Jester Jokes and Joker Recommender System Ratings

Added By Infochimps

Jester uses a collaborative filtering algorithm called Eigentaste to recommend jokes to you based on your ratings of previous jokes

Three datasets: Dataset 1 contains over 4.1 million continuous ratings (-10.00 to +10.00) of 100 jokes, that’s right…jokes, from 73,421 users collected between April 1999 – May 2003, Dataset 2 contains Over 1.7 million continuous ratings (-10.00 to +10.00) of 150 jokes from 63,974 users collected between November 2006 – May 2009, and the third dataset includes the jokes themselves.

Format

Data files are in .zip format, when unzipped, they are in Excel (.xls) format. Ratings are real values ranging from -10.00 to +10.00 (the value “99” corresponds to “null” = “not rated”). One row per user. The first column gives the number of jokes rated by that user. The next 100 columns give the ratings for jokes 01 – 100. The sub-matrix including only columns {5, 7, 8, 13, 15, 16, 17, 18, 19, 20} is dense.

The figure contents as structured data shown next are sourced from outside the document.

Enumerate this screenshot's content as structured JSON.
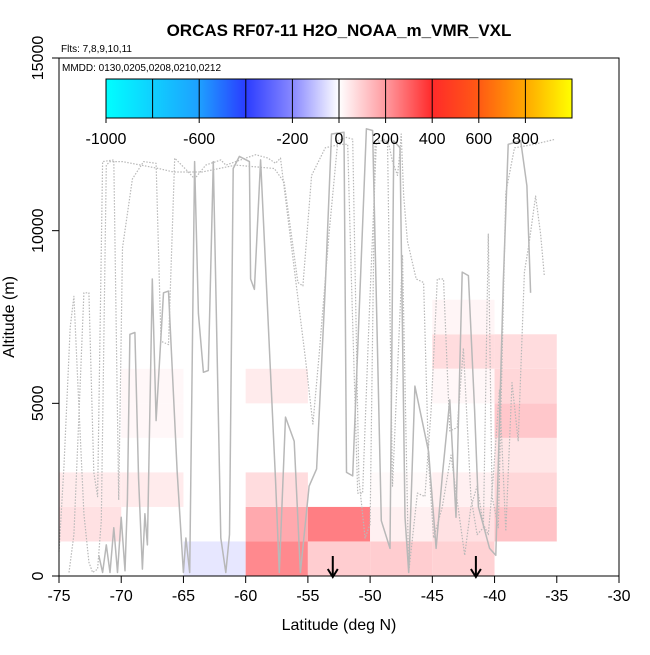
{
  "chart_data": {
    "type": "heatmap",
    "title": "ORCAS RF07-11 H2O_NOAA_m_VMR_VXL",
    "annotations": {
      "flights": "Flts: 7,8,9,10,11",
      "dates": "MMDD: 0130,0205,0208,0210,0212"
    },
    "xlabel": "Latitude (deg N)",
    "ylabel": "Altitude (m)",
    "xlim": [
      -75,
      -30
    ],
    "ylim": [
      0,
      15000
    ],
    "x_ticks": [
      -75,
      -70,
      -65,
      -60,
      -55,
      -50,
      -45,
      -40,
      -35,
      -30
    ],
    "x_tick_labels": [
      "-75",
      "-70",
      "-65",
      "-60",
      "-55",
      "-50",
      "-45",
      "-40",
      "-35",
      "-30"
    ],
    "y_ticks": [
      0,
      5000,
      10000,
      15000
    ],
    "y_tick_labels": [
      "0",
      "5000",
      "10000",
      "15000"
    ],
    "colorbar": {
      "min": -1000,
      "max": 1000,
      "tick_values": [
        -1000,
        -600,
        -200,
        0,
        200,
        400,
        600,
        800
      ],
      "tick_labels": [
        "-1000",
        "-600",
        "-200",
        "0",
        "200",
        "400",
        "600",
        "800"
      ],
      "divisions": [
        -800,
        -600,
        -400,
        -200,
        0,
        200,
        400,
        600,
        800
      ],
      "stops": [
        {
          "v": -1000,
          "c": "#00ffff"
        },
        {
          "v": -600,
          "c": "#1ea0ff"
        },
        {
          "v": -400,
          "c": "#2a3cff"
        },
        {
          "v": -200,
          "c": "#8888ff"
        },
        {
          "v": 0,
          "c": "#ffffff"
        },
        {
          "v": 200,
          "c": "#ff9aa0"
        },
        {
          "v": 400,
          "c": "#ff2a2a"
        },
        {
          "v": 600,
          "c": "#ff5a14"
        },
        {
          "v": 800,
          "c": "#ffa800"
        },
        {
          "v": 1000,
          "c": "#ffff00"
        }
      ]
    },
    "cells": [
      {
        "x0": -75,
        "x1": -70,
        "y0": 1000,
        "y1": 2000,
        "v": 60
      },
      {
        "x0": -75,
        "x1": -70,
        "y0": 2000,
        "y1": 3000,
        "v": 40
      },
      {
        "x0": -70,
        "x1": -65,
        "y0": 2000,
        "y1": 3000,
        "v": 40
      },
      {
        "x0": -70,
        "x1": -65,
        "y0": 4000,
        "y1": 5000,
        "v": 15
      },
      {
        "x0": -70,
        "x1": -65,
        "y0": 5000,
        "y1": 6000,
        "v": 15
      },
      {
        "x0": -65,
        "x1": -60,
        "y0": 0,
        "y1": 1000,
        "v": -40
      },
      {
        "x0": -60,
        "x1": -55,
        "y0": 0,
        "y1": 1000,
        "v": 230
      },
      {
        "x0": -60,
        "x1": -55,
        "y0": 1000,
        "y1": 2000,
        "v": 170
      },
      {
        "x0": -60,
        "x1": -55,
        "y0": 2000,
        "y1": 3000,
        "v": 70
      },
      {
        "x0": -60,
        "x1": -55,
        "y0": 5000,
        "y1": 6000,
        "v": 40
      },
      {
        "x0": -55,
        "x1": -50,
        "y0": 1000,
        "y1": 2000,
        "v": 250
      },
      {
        "x0": -55,
        "x1": -50,
        "y0": 0,
        "y1": 1000,
        "v": 100
      },
      {
        "x0": -50,
        "x1": -45,
        "y0": 0,
        "y1": 1000,
        "v": 100
      },
      {
        "x0": -50,
        "x1": -45,
        "y0": 1000,
        "y1": 2000,
        "v": 30
      },
      {
        "x0": -50,
        "x1": -45,
        "y0": 2000,
        "y1": 3000,
        "v": 10
      },
      {
        "x0": -45,
        "x1": -40,
        "y0": 0,
        "y1": 1000,
        "v": 90
      },
      {
        "x0": -45,
        "x1": -40,
        "y0": 1000,
        "y1": 2000,
        "v": 60
      },
      {
        "x0": -45,
        "x1": -40,
        "y0": 2000,
        "y1": 3000,
        "v": 30
      },
      {
        "x0": -45,
        "x1": -40,
        "y0": 6000,
        "y1": 7000,
        "v": 70
      },
      {
        "x0": -45,
        "x1": -40,
        "y0": 7000,
        "y1": 8000,
        "v": 20
      },
      {
        "x0": -45,
        "x1": -40,
        "y0": 5000,
        "y1": 6000,
        "v": 15
      },
      {
        "x0": -40,
        "x1": -35,
        "y0": 1000,
        "y1": 2000,
        "v": 120
      },
      {
        "x0": -40,
        "x1": -35,
        "y0": 2000,
        "y1": 3000,
        "v": 80
      },
      {
        "x0": -40,
        "x1": -35,
        "y0": 3000,
        "y1": 4000,
        "v": 50
      },
      {
        "x0": -40,
        "x1": -35,
        "y0": 4000,
        "y1": 5000,
        "v": 110
      },
      {
        "x0": -40,
        "x1": -35,
        "y0": 5000,
        "y1": 6000,
        "v": 80
      },
      {
        "x0": -40,
        "x1": -35,
        "y0": 6000,
        "y1": 7000,
        "v": 70
      }
    ],
    "arrows_x": [
      -53,
      -41.5
    ],
    "tracks": [
      [
        [
          -71.8,
          600
        ],
        [
          -71.5,
          100
        ],
        [
          -71.2,
          900
        ],
        [
          -70.9,
          100
        ],
        [
          -70.6,
          1400
        ],
        [
          -70.3,
          100
        ],
        [
          -70,
          1700
        ],
        [
          -69.7,
          150
        ],
        [
          -69.5,
          2200
        ],
        [
          -69.3,
          7000
        ],
        [
          -68.9,
          7050
        ],
        [
          -68.6,
          2800
        ],
        [
          -68.3,
          200
        ],
        [
          -68.1,
          1800
        ],
        [
          -67.9,
          900
        ],
        [
          -67.5,
          8600
        ],
        [
          -67.2,
          4500
        ],
        [
          -66.6,
          8200
        ],
        [
          -66.2,
          8250
        ],
        [
          -65.5,
          3000
        ],
        [
          -65,
          100
        ],
        [
          -64.8,
          1100
        ],
        [
          -64.5,
          100
        ],
        [
          -64.1,
          12000
        ],
        [
          -63.8,
          7600
        ],
        [
          -63.4,
          5900
        ],
        [
          -63,
          5950
        ],
        [
          -62.6,
          12000
        ],
        [
          -62,
          1100
        ],
        [
          -61.6,
          100
        ],
        [
          -61.3,
          1200
        ],
        [
          -61,
          11800
        ],
        [
          -60.5,
          12150
        ],
        [
          -59.7,
          12000
        ],
        [
          -59.6,
          8600
        ],
        [
          -59.3,
          8300
        ],
        [
          -58.8,
          12050
        ],
        [
          -57.6,
          2800
        ],
        [
          -57.3,
          100
        ],
        [
          -56.8,
          4600
        ],
        [
          -56.1,
          3900
        ],
        [
          -55.6,
          100
        ],
        [
          -54.9,
          2600
        ],
        [
          -54.3,
          3100
        ],
        [
          -53.6,
          8400
        ],
        [
          -53.1,
          12800
        ],
        [
          -52.1,
          12850
        ],
        [
          -51.9,
          3000
        ],
        [
          -51.4,
          2900
        ],
        [
          -50.3,
          12950
        ],
        [
          -49.8,
          12900
        ],
        [
          -49.1,
          1600
        ],
        [
          -48.4,
          800
        ],
        [
          -48.1,
          12600
        ],
        [
          -47.6,
          12400
        ],
        [
          -47.2,
          1700
        ],
        [
          -46.9,
          100
        ],
        [
          -46.4,
          5500
        ],
        [
          -45.3,
          3600
        ],
        [
          -44.7,
          800
        ],
        [
          -44.2,
          2900
        ],
        [
          -43.6,
          5100
        ],
        [
          -43.1,
          1700
        ],
        [
          -42.6,
          8800
        ],
        [
          -42.1,
          8700
        ],
        [
          -41.6,
          4800
        ],
        [
          -41.3,
          2000
        ],
        [
          -40.4,
          800
        ],
        [
          -39.9,
          600
        ],
        [
          -39.3,
          8500
        ],
        [
          -38.9,
          12500
        ],
        [
          -37.9,
          12600
        ],
        [
          -37.4,
          11300
        ],
        [
          -37.1,
          8200
        ]
      ],
      [
        [
          -74.2,
          100
        ],
        [
          -73.8,
          1200
        ],
        [
          -73.5,
          3800
        ],
        [
          -73,
          8200
        ],
        [
          -72.6,
          8200
        ],
        [
          -72.2,
          3000
        ],
        [
          -71.9,
          2300
        ],
        [
          -71.5,
          12000
        ],
        [
          -70.6,
          12050
        ],
        [
          -70.2,
          2200
        ],
        [
          -69.9,
          9500
        ],
        [
          -69.1,
          11500
        ],
        [
          -68.2,
          12000
        ],
        [
          -67.2,
          11950
        ],
        [
          -66.8,
          6800
        ],
        [
          -66.2,
          6700
        ],
        [
          -65.7,
          12100
        ],
        [
          -64.6,
          11700
        ],
        [
          -64.1,
          11500
        ],
        [
          -63.2,
          11900
        ],
        [
          -62,
          12050
        ],
        [
          -61.6,
          11900
        ],
        [
          -60.4,
          12050
        ],
        [
          -59.2,
          12200
        ],
        [
          -58.2,
          12100
        ],
        [
          -57.6,
          11950
        ],
        [
          -57.2,
          12100
        ],
        [
          -55.2,
          6300
        ],
        [
          -54.6,
          4400
        ],
        [
          -54.1,
          6400
        ],
        [
          -53.3,
          9900
        ],
        [
          -52.6,
          12600
        ],
        [
          -51.9,
          12700
        ],
        [
          -51.4,
          12650
        ],
        [
          -50.9,
          2800
        ],
        [
          -50.4,
          1100
        ],
        [
          -50,
          1500
        ],
        [
          -49.6,
          12600
        ],
        [
          -48.6,
          12600
        ],
        [
          -48.2,
          2600
        ],
        [
          -47.4,
          9300
        ],
        [
          -46.9,
          100
        ],
        [
          -46.2,
          2400
        ],
        [
          -45.6,
          2300
        ],
        [
          -45.1,
          4800
        ],
        [
          -44.6,
          8600
        ],
        [
          -44.1,
          8600
        ],
        [
          -43.6,
          4200
        ],
        [
          -43,
          4300
        ],
        [
          -42.5,
          6600
        ],
        [
          -41.9,
          2300
        ],
        [
          -41.4,
          1200
        ],
        [
          -40.9,
          1400
        ],
        [
          -40.5,
          9900
        ],
        [
          -40.2,
          2300
        ],
        [
          -39.7,
          1400
        ],
        [
          -39.1,
          11100
        ],
        [
          -38.4,
          12400
        ],
        [
          -36.8,
          12500
        ],
        [
          -35.1,
          12650
        ]
      ],
      [
        [
          -75,
          700
        ],
        [
          -74.6,
          3200
        ],
        [
          -74.1,
          7200
        ],
        [
          -73.8,
          8100
        ],
        [
          -73.4,
          4900
        ],
        [
          -73,
          1800
        ],
        [
          -72.6,
          400
        ],
        [
          -72.3,
          100
        ],
        [
          -71.9,
          200
        ],
        [
          -71.6,
          1600
        ],
        [
          -71.2,
          11900
        ],
        [
          -70.9,
          12000
        ],
        [
          -69.9,
          12000
        ],
        [
          -67,
          11800
        ],
        [
          -65.8,
          11700
        ],
        [
          -63.5,
          11700
        ],
        [
          -60.8,
          11900
        ],
        [
          -57.7,
          11800
        ],
        [
          -56.9,
          11400
        ],
        [
          -55.8,
          8500
        ],
        [
          -55.4,
          8400
        ],
        [
          -54.7,
          11600
        ],
        [
          -53.6,
          12400
        ],
        [
          -52.4,
          12500
        ],
        [
          -51.8,
          12500
        ],
        [
          -51.5,
          8600
        ],
        [
          -51,
          2400
        ],
        [
          -50.6,
          2400
        ],
        [
          -50.1,
          7300
        ],
        [
          -49.5,
          12500
        ],
        [
          -48.9,
          12650
        ],
        [
          -48.5,
          12500
        ],
        [
          -48.2,
          12000
        ],
        [
          -47.8,
          11600
        ],
        [
          -47.6,
          12300
        ],
        [
          -47.5,
          12800
        ],
        [
          -47.3,
          11000
        ],
        [
          -47,
          9700
        ],
        [
          -46.3,
          8600
        ],
        [
          -45.7,
          8500
        ],
        [
          -45.3,
          3300
        ],
        [
          -44.9,
          1100
        ],
        [
          -44.2,
          2000
        ],
        [
          -43.5,
          3500
        ],
        [
          -42.9,
          1900
        ],
        [
          -42.4,
          600
        ],
        [
          -41.9,
          2000
        ],
        [
          -41.4,
          2600
        ],
        [
          -40.9,
          1500
        ],
        [
          -40.5,
          1200
        ],
        [
          -40.1,
          2900
        ],
        [
          -39.6,
          5400
        ],
        [
          -39.1,
          1300
        ],
        [
          -38.6,
          5600
        ],
        [
          -38.1,
          3900
        ],
        [
          -37.6,
          8800
        ],
        [
          -37.2,
          9700
        ],
        [
          -36.7,
          11000
        ],
        [
          -36.3,
          9900
        ],
        [
          -36,
          8700
        ]
      ]
    ]
  }
}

Almost all users have rated those jokes (see discussion of “universal queries” in the above paper).

License

Freely available for research use when acknowledged with the following reference: Eigentaste: A Constant Time Collaborative Filtering Algorithm. Ken Goldberg, Theresa Roeder, Dhruv Gupta, and Chris Perkins. Information Retrieval, 4(2), 133-151. July 2001.